I get the whole safety concept of it, but honestly, this begins to meddle in a lot of things that really shouldn't be meddled in.
Okay, case in point: Highway 71 through Kansas City. Going southbound, it is very easy to miss a vital turn-off, and get deposited into one very rotten neighborhood. OTOH, during the day the folks are friendly enough, and I was able to ask directions, get gas, buy snacks, and one time to get a bad tire replaced. Once the sun went down, that place was not where you wanted to be (nearly everyone I spoke to there said as much), but during the day it was no problem. It eventually got so that I intentionally made stops there if I was passing through during the day, because quite a few of the business owners were very glad to see a stranger's face, the prices were reasonable, and they were a hell of a lot friendlier than the ones in better neighborhoods (let alone the truck stops).

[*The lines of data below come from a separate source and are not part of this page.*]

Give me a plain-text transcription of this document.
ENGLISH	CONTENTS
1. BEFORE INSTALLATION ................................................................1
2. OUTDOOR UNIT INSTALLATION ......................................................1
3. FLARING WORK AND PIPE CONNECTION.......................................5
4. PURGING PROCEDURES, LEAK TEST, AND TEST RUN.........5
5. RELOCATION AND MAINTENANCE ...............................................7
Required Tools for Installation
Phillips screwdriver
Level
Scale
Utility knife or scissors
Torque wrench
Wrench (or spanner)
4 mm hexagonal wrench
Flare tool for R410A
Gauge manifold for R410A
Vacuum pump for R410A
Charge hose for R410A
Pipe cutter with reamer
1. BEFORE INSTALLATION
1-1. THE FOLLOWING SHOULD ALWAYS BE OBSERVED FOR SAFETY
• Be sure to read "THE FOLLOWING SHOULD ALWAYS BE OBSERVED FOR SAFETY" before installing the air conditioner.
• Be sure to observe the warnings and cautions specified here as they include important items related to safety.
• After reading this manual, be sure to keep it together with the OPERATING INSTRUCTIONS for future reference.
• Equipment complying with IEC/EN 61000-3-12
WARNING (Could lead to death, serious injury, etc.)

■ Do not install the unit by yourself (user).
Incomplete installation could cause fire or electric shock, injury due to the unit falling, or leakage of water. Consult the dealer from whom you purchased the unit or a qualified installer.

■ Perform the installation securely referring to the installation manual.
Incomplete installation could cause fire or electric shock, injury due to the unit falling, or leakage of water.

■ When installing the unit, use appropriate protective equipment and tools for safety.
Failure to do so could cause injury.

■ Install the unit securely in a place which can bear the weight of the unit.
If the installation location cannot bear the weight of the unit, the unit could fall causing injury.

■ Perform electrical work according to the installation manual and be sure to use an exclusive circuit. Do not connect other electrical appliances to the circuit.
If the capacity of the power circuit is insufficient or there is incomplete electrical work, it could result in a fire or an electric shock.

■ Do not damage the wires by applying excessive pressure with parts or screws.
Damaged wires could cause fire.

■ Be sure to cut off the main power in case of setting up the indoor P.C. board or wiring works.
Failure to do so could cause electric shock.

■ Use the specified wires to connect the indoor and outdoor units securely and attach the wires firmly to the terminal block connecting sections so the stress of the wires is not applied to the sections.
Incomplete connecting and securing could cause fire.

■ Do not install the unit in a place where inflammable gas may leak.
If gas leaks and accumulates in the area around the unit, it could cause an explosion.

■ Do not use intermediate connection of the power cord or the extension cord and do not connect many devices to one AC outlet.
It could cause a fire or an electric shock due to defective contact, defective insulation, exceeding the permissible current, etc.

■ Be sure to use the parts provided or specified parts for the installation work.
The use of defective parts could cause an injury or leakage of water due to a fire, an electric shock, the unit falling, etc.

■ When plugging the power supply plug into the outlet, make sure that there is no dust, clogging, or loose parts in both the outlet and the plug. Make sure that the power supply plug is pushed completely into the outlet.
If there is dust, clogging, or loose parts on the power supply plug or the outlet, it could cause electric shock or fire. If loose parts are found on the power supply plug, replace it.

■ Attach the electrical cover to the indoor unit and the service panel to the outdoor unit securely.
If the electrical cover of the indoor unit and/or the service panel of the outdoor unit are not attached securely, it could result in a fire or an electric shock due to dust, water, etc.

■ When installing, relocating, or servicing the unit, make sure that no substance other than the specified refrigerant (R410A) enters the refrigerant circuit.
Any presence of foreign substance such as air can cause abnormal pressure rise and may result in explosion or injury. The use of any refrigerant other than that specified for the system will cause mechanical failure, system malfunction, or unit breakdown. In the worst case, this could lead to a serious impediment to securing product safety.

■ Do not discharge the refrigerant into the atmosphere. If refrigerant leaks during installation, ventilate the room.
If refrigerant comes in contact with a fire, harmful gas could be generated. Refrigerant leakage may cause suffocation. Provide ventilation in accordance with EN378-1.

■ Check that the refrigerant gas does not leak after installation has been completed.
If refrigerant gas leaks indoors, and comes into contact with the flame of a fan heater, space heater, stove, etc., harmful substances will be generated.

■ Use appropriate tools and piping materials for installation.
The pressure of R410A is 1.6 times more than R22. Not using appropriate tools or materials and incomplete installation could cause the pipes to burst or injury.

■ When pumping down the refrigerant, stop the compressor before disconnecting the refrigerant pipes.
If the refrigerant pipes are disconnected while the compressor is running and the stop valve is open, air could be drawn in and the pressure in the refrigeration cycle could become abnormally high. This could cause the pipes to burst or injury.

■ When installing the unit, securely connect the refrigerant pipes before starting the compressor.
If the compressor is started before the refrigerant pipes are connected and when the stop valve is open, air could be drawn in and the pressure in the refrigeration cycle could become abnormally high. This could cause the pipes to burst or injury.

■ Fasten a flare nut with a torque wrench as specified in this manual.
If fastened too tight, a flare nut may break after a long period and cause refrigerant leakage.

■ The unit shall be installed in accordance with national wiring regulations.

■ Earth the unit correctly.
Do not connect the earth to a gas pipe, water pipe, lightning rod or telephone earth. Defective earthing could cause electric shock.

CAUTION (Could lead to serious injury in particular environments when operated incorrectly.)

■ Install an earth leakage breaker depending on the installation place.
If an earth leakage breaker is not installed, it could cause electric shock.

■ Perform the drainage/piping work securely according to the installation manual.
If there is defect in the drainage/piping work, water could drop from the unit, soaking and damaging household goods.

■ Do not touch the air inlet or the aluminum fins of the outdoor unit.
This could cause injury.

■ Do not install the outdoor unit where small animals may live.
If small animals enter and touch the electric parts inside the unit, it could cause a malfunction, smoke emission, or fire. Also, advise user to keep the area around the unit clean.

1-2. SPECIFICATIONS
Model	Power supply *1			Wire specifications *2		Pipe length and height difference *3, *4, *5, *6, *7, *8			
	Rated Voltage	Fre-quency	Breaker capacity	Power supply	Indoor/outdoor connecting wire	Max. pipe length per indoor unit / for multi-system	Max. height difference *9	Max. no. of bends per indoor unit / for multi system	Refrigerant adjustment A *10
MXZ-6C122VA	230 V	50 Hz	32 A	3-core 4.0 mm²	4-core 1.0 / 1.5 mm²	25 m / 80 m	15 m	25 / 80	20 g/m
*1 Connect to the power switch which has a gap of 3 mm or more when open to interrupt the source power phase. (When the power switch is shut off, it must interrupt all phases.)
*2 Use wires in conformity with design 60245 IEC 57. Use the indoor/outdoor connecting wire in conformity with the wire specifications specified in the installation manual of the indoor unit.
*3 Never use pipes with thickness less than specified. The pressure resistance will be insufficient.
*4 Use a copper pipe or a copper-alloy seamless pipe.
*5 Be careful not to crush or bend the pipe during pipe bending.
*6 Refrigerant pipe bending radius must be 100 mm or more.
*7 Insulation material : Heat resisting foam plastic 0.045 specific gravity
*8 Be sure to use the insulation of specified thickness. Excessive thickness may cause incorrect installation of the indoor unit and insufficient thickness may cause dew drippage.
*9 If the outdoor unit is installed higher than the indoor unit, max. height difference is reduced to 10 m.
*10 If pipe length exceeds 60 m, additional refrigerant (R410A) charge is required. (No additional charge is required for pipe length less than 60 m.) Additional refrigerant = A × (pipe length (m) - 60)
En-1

As someone who spent a good share of his childhood living in such areas, I'm not put off by the fact that often I was often the only caucasian-skinned guy in some of the establishments, so I guess my lack of anxiety may be a factor in all of this.
In all though, that's a whole lot of subtle nuances that I sincerely doubt an algorithm could pick up on, and I suspect that a lot of otherwise good people are going to get screwed over by this thing.
Quo usque tandem abutere, Nimbus, patientia nostra?
WTF? My ignorance of crime rates is something that shouldn't be meddled in, because I have an imagined obligation to support businesses I know nothing about? Your choice to support businesses in what you describe as "one very rotten neighborhood" is *your* choice. I'd like to have access to crime data, if available, before I walk through an area that I'm unfamiliar with. If, as you suggest, there is some significant difference in crime incidence during daylight hours as opposed to darkness, I'd like to know that, also. The idea that merchants who are unknown to me are somehow entitled to my ignorance of crime rates, though, is bizarre.